After all, its behavior has been egregious for ages. The company lied about how much drivers will make. It lied about their safety fees. It investigated critics and threatened a female journalist who dared to speak negatively about it. In New Zealand, where I live, Uber has encouraged drivers to break the law, without guaranteeing it would pay any fines or provide legal cover.
So the past few weeks -- which have included Susan Fowler’s explosive account of systemic sexism at Uber, a potentially devastating lawsuit from Waymo, and an unsympathetic video of Travis Kalanick fighting with a driver -- have seemed like a well-deserved comeuppance.

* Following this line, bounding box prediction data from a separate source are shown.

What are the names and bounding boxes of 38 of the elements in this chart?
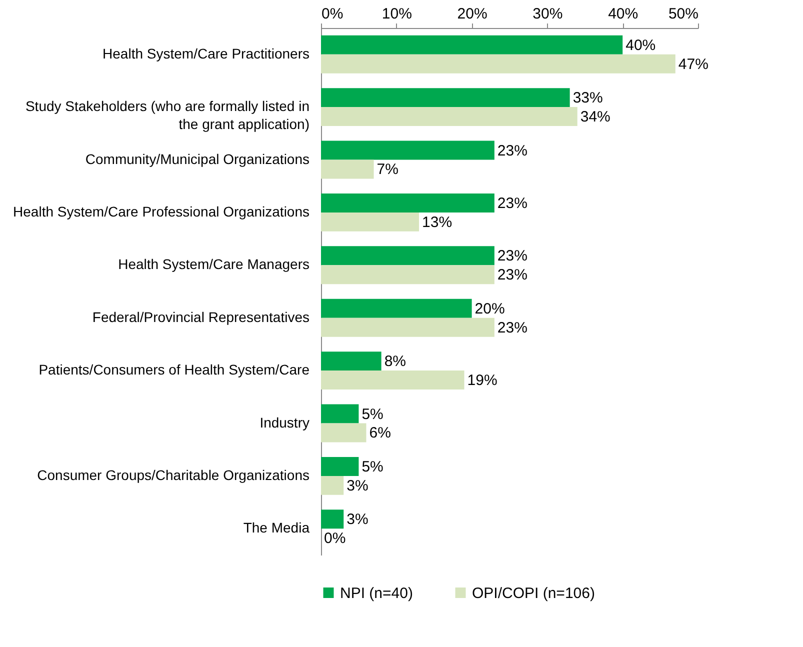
y-tick-label: Industry [260,414,310,430]
legend-label: OPI/COPI (n=106) [472,584,595,602]
data-label: 3% [346,477,368,494]
data-label: 23% [497,142,528,160]
data-label: 19% [467,372,498,390]
x-tick-label: 50% [668,6,698,22]
data-label: 40% [626,36,656,54]
data-label: 5% [362,406,384,423]
y-tick-label: Federal/Provincial Representatives [92,308,310,325]
x-tick-label: 30% [532,6,563,22]
data-label: 23% [497,248,528,265]
data-label: 23% [497,194,528,212]
y-tick-label: The Media [243,520,310,536]
legend-label: NPI (n=40) [340,584,413,602]
data-label: 23% [497,319,528,336]
data-label: 47% [678,56,708,73]
y-tick-label: Health System/Care Managers [118,256,310,272]
data-label: 3% [346,511,368,528]
data-label: 34% [580,108,610,126]
data-label: 8% [384,353,406,370]
data-label: 5% [362,458,384,476]
x-tick-label: 0% [322,6,344,22]
y-tick-label: Consumer Groups/Charitable Organizations [37,466,310,483]
data-label: 13% [422,214,452,231]
y-tick-label: Community/Municipal Organizations [85,150,310,167]
data-label: 6% [369,424,391,442]
data-label: 20% [474,300,505,318]
data-label: 7% [376,161,398,178]
y-tick-label: Health System/Care Practitioners [102,45,310,62]
x-tick-label: 40% [608,6,638,22]
y-tick-label: Study Stakeholders (who are formally listed in the grant application) [25,98,310,132]
x-tick-label: 10% [382,6,412,22]
y-tick-label: Patients/Consumers of Health System/Care [38,362,310,378]
y-tick-label: Health System/Care Professional Organizations [13,203,310,220]
data-label: 23% [497,266,528,284]
x-tick-label: 20% [457,6,488,22]
data-label: 33% [572,90,603,107]
data-label: 0% [324,530,346,548]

It’s satisfying to point the finger at Uber precisely because its actions are so brazen. But doing so also carries a risk: the risk of distracting us from the more subtle ways technology impacts our lives, and the profound ethical implications thereof.
Luckily, people are thinking about this. People like Abe Gong, chief data officer at Aspire Health, who recently gave a powerful talk about ethics for algorithms. These algorithms, he argues, represent gatekeepers to just about everything we want to do in life -- whether it’s renting a house, getting a car loan, or making parole -- and the way they’re designed has real-world consequences for the real-world people on the other end.

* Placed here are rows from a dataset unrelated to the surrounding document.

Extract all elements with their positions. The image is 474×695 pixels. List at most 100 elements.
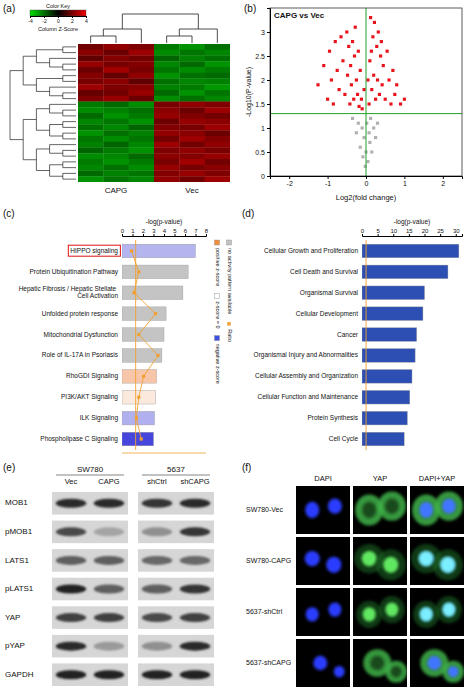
- blot-band: [56, 642, 86, 651]
- bar: [362, 411, 407, 425]
- tick-label: 0: [365, 180, 369, 187]
- dendrogram-branch: [179, 29, 180, 36]
- immunofluorescence-panel: DAPIYAPDAPI+YAPSW780-VecSW780-CAPG5637-s…: [246, 474, 464, 687]
- tick-label: 0: [361, 228, 365, 234]
- ratio-marker: [137, 333, 140, 336]
- tick-mark: [456, 234, 457, 236]
- tick-label: -2: [287, 180, 293, 187]
- heatmap-cell: [179, 107, 205, 113]
- category-label: RhoGDI Signaling: [66, 372, 118, 380]
- dendrogram-branch: [63, 167, 76, 168]
- group-underline: [56, 475, 124, 476]
- data-point: [326, 98, 329, 101]
- dendrogram-branch: [63, 156, 76, 157]
- data-point: [360, 98, 363, 101]
- heatmap-cell: [78, 102, 104, 108]
- dendrogram-branch: [50, 144, 76, 145]
- tick-mark: [425, 234, 426, 236]
- dendrogram-branch: [36, 49, 62, 50]
- tick-label: 5: [376, 228, 380, 234]
- dendrogram-branch: [23, 56, 24, 85]
- data-point: [391, 69, 394, 72]
- axis-line: [267, 9, 271, 177]
- dendrogram-branch: [63, 161, 76, 162]
- dapi-nucleus: [440, 557, 455, 573]
- dendrogram-branch: [50, 67, 63, 68]
- micrograph: [410, 639, 464, 687]
- heatmap-cell: [129, 176, 155, 182]
- heatmap-cell: [103, 142, 129, 148]
- tick-label: 0: [57, 18, 60, 24]
- blot-strip: [52, 549, 128, 572]
- dendrogram-branch: [49, 125, 50, 137]
- dendrogram-branch: [63, 92, 76, 93]
- heatmap-cell: [103, 73, 129, 79]
- heatmap-cell: [179, 73, 205, 79]
- heatmap-cell: [205, 136, 230, 142]
- heatmap-cell: [103, 130, 129, 136]
- dendrogram-branch: [36, 91, 49, 92]
- yap-nucleus: [385, 498, 399, 513]
- column-label: YAP: [373, 474, 387, 483]
- data-point: [372, 74, 375, 77]
- data-point: [361, 155, 364, 158]
- data-point: [366, 78, 369, 81]
- tick-label: 25: [437, 228, 444, 234]
- legend-title: Color Key: [46, 3, 70, 9]
- heatmap-cell: [78, 142, 104, 148]
- data-point: [367, 131, 370, 134]
- data-point: [356, 93, 359, 96]
- heatmap-cell: [179, 113, 205, 119]
- label-line: Protein Synthesis: [307, 414, 358, 422]
- heatmap-cell: [154, 130, 180, 136]
- axis-title: -log(p-value): [146, 218, 183, 226]
- heatmap-cell: [103, 153, 129, 159]
- dendrogram-branch: [63, 121, 76, 122]
- blot-band: [180, 499, 210, 508]
- label-line: Unfolded protein response: [42, 309, 119, 317]
- dendrogram-branch: [50, 58, 76, 59]
- label-line: Cell Death and Survival: [290, 268, 358, 275]
- dendrogram-branch: [36, 170, 49, 171]
- legend-marker: [227, 322, 230, 325]
- tick: -2: [42, 16, 47, 24]
- heatmap-cell: [129, 171, 155, 177]
- data-point: [370, 150, 373, 153]
- label-line: Cellular Growth and Proliferation: [264, 247, 358, 254]
- colorbar-axis: -4-2024: [28, 16, 88, 24]
- category-label: Protein Synthesis: [307, 414, 358, 422]
- micrograph-background: [296, 537, 350, 585]
- dendrogram-branch: [116, 36, 117, 43]
- dendrogram-branch: [122, 14, 198, 15]
- category-label: Role of IL-17A in Psoriasis: [42, 351, 119, 358]
- tick-mark: [393, 234, 394, 236]
- category-label: ILK Signaling: [80, 414, 119, 422]
- heatmap-cell: [129, 44, 155, 50]
- heatmap-cell: [205, 67, 230, 73]
- blot-band: [142, 613, 172, 622]
- blot-band: [56, 527, 86, 536]
- dendrogram-branch: [10, 71, 11, 140]
- legend-swatch: [227, 240, 232, 245]
- micrograph-background: [410, 639, 464, 687]
- blot-strip: [138, 492, 214, 515]
- heatmap-cell: [205, 61, 230, 67]
- blot-strip: [52, 578, 128, 601]
- bar: [362, 349, 415, 363]
- data-point: [362, 88, 365, 91]
- blot-band: [142, 499, 172, 508]
- dendrogram-branch: [62, 76, 63, 82]
- heatmap-cell: [154, 84, 180, 90]
- category-label: Mitochondrial Dysfunction: [44, 330, 119, 338]
- bar-panel: 012345678-log(p-value)HIPPO signalingPro…: [19, 218, 233, 453]
- bar: [122, 265, 188, 279]
- tick: 3: [152, 228, 156, 236]
- heatmap-cell: [78, 44, 104, 50]
- tick: 1: [403, 176, 407, 187]
- data-point: [353, 54, 356, 57]
- blot-band: [56, 585, 86, 594]
- tick: 10: [390, 228, 397, 236]
- lane-label: shCAPG: [180, 477, 209, 486]
- heatmap-cell: [179, 159, 205, 165]
- heatmap-cell: [179, 125, 205, 131]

But it’s not just algorithms we should be thinking about. What are the ethics of Airbnb driving up rental prices in areas with lots of listings? What are the ethics of the gig economy? What are the ethics of the increasing income inequality felt so intensely in Silicon Valley, the home of technological innovation? What are the ethics of us using our exponentially expanding capabilities to create apps for the affluent, while millions suffer or starve or flee from the conflict in their homelands?

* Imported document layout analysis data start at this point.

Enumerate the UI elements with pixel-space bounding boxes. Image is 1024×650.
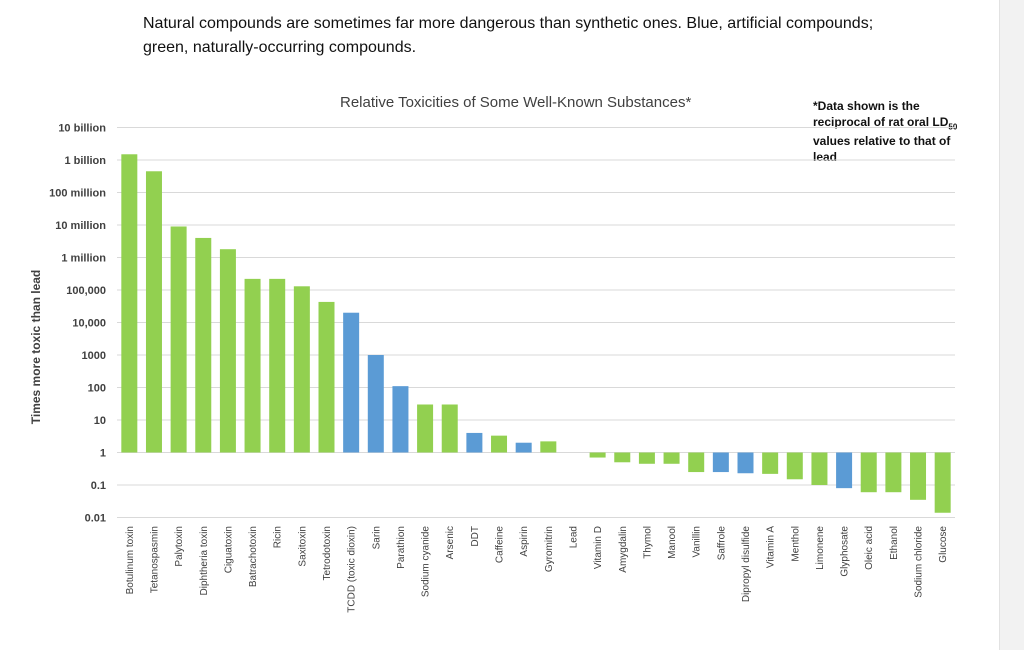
bars: [121, 154, 951, 513]
y-tick-label: 10: [94, 415, 106, 427]
x-category-label: Ricin: [273, 526, 284, 548]
y-tick-label: 0.1: [91, 480, 106, 492]
x-category-label: Thymol: [642, 526, 653, 559]
x-category-label: Palytoxin: [174, 526, 185, 567]
x-category-label: Gyromitrin: [544, 526, 555, 572]
bar-menthol: [786, 452, 803, 480]
x-category-label: Amygdalin: [618, 526, 629, 573]
chart-footnote-subscript: 50: [948, 121, 958, 131]
x-category-label: Diphtheria toxin: [199, 526, 210, 595]
x-category-label: DDT: [470, 526, 481, 547]
bar-dipropyl-disulfide: [737, 452, 754, 474]
bar-manool: [663, 452, 680, 464]
x-category-label: Parathion: [396, 526, 407, 569]
bar-arsenic: [441, 404, 458, 453]
toxicity-bar-chart: 0.01 0.1 1 10 100 1000 10,000 100,000 1 million 1…: [29, 123, 955, 613]
y-tick-label: 1: [100, 448, 106, 460]
bar-aspirin: [515, 442, 532, 453]
x-category-label: Tetanospasmin: [149, 526, 160, 593]
y-tick-label: 100 million: [49, 188, 106, 200]
x-category-label: Sarin: [371, 526, 382, 549]
x-category-label: Dipropyl disulfide: [741, 526, 752, 603]
bar-caffeine: [491, 435, 508, 453]
chart-title: Relative Toxicities of Some Well-Known S…: [340, 94, 692, 111]
bar-gyromitrin: [540, 441, 557, 453]
bar-glyphosate: [836, 452, 853, 489]
x-category-label: Arsenic: [445, 526, 456, 559]
x-category-label: Menthol: [790, 526, 801, 562]
bar-parathion: [392, 386, 409, 453]
x-category-label: Manool: [667, 526, 678, 559]
y-tick-label: 10 billion: [58, 123, 106, 135]
x-category-label: Ethanol: [889, 526, 900, 560]
bar-vitamin-d: [589, 452, 606, 458]
bar-limonene: [811, 452, 828, 485]
y-tick-label: 1 billion: [64, 155, 106, 167]
x-axis-category-labels: Botulinum toxin Tetanospasmin Palytoxin Dip…: [125, 526, 949, 613]
bar-tetanospasmin: [145, 171, 162, 453]
bar-ddt: [466, 432, 483, 453]
bar-oleic-acid: [860, 452, 877, 493]
x-category-label: Caffeine: [495, 526, 506, 564]
y-tick-label: 100: [88, 383, 106, 395]
x-category-label: Lead: [568, 526, 579, 548]
bar-vanillin: [688, 452, 705, 473]
y-tick-label: 10,000: [72, 318, 106, 330]
bar-ciguatoxin: [219, 249, 236, 453]
bar-thymol: [638, 452, 655, 464]
y-tick-label: 1000: [82, 350, 106, 362]
bar-palytoxin: [170, 226, 187, 453]
x-category-label: Glyphosate: [840, 526, 851, 577]
y-tick-label: 1 million: [61, 253, 106, 265]
x-category-label: Sodium cyanide: [421, 526, 432, 598]
y-tick-label: 10 million: [55, 220, 106, 232]
x-category-label: Oleic acid: [864, 526, 875, 570]
x-category-label: Batrachotoxin: [248, 526, 259, 587]
x-category-label: Ciguatoxin: [223, 526, 234, 573]
bar-amygdalin: [614, 452, 631, 463]
gridlines: [117, 127, 955, 518]
y-axis-tick-labels: 0.01 0.1 1 10 100 1000 10,000 100,000 1 million 1…: [49, 123, 106, 525]
x-category-label: Limonene: [815, 526, 826, 570]
y-tick-label: 0.01: [85, 513, 106, 525]
bar-sarin: [367, 355, 384, 453]
x-category-label: Glucose: [938, 526, 949, 563]
bar-diphtheria-toxin: [195, 237, 212, 453]
bar-saxitoxin: [293, 286, 310, 453]
bar-glucose: [934, 452, 951, 513]
x-category-label: Sodium chloride: [914, 526, 925, 598]
bar-ethanol: [885, 452, 902, 493]
bar-ricin: [269, 278, 286, 453]
x-category-label: Vitamin D: [593, 526, 604, 569]
bar-batrachotoxin: [244, 278, 261, 453]
bar-saffrole: [712, 452, 729, 473]
x-category-label: Saffrole: [716, 526, 727, 561]
x-category-label: Saxitoxin: [297, 526, 308, 567]
bar-botulinum-toxin: [121, 154, 138, 453]
bar-vitamin-a: [762, 452, 779, 474]
x-category-label: TCDD (toxic dioxin): [347, 526, 358, 613]
chart-footnote: *Data shown is the reciprocal of rat ora…: [813, 99, 963, 165]
x-category-label: Vitamin A: [766, 526, 777, 568]
bar-tcdd-toxic-dioxin: [343, 312, 360, 453]
bar-tetrodotoxin: [318, 301, 335, 453]
x-category-label: Botulinum toxin: [125, 526, 136, 594]
x-category-label: Tetrodotoxin: [322, 526, 333, 580]
x-category-label: Aspirin: [519, 526, 530, 557]
bar-sodium-cyanide: [417, 404, 434, 453]
y-axis-title: Times more toxic than lead: [29, 270, 43, 425]
bar-sodium-chloride: [910, 452, 927, 500]
chart-footnote-text: *Data shown is the reciprocal of rat ora…: [813, 99, 949, 129]
figure-caption: Natural compounds are sometimes far more…: [143, 15, 874, 56]
x-category-label: Vanillin: [692, 526, 703, 558]
window-right-gutter: [999, 0, 1024, 650]
y-tick-label: 100,000: [66, 285, 106, 297]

These are important questions, and they deserve robust discussion. Three days ago, a friend of mine started a thread in a Google group with this provocation: “What is our vision of a ‘better’ civilization? What are the foundations of what we believe to be good? What are our values? When we talk about ‘impact’ and ‘transform’, what do we mean? What kind of impact is positive, and why? What do we envision as a desirable future for millions of people in a specific reality and a specific culture?”
77 replies later, the conversation is going strong. Turns out not everybody measures success exclusively by how much capital you raise. Not everybody thinks the best use of new technologies is to create a startup with a good exit strategy. And not everybody wants to be the next Steve Jobs; some want to be the next Malala Yousafzai.
Abe Gong proposes that we ask the following four questions when designing algorithms: One: Are the statistics solid? Two: Who wins? Who loses? Three: Are the changes in power structures helping? And four: How can we mitigate harms?
He also proposes that we make ethics reviews part of the absolute norm for algorithm development, so it would be weird not to do one.
It’s not only algorithms that need ethics reviews. We need them throughout product design, as well as in marketing, sales, HR, finance — right up to the very top of the organization. What are we in business for? Who wins and who loses? What is the impact on power structures? And how can we mitigate harm?
It’s not just the programmers who need to care. Ethics are for everyone. And it’s time for everyone to get involved.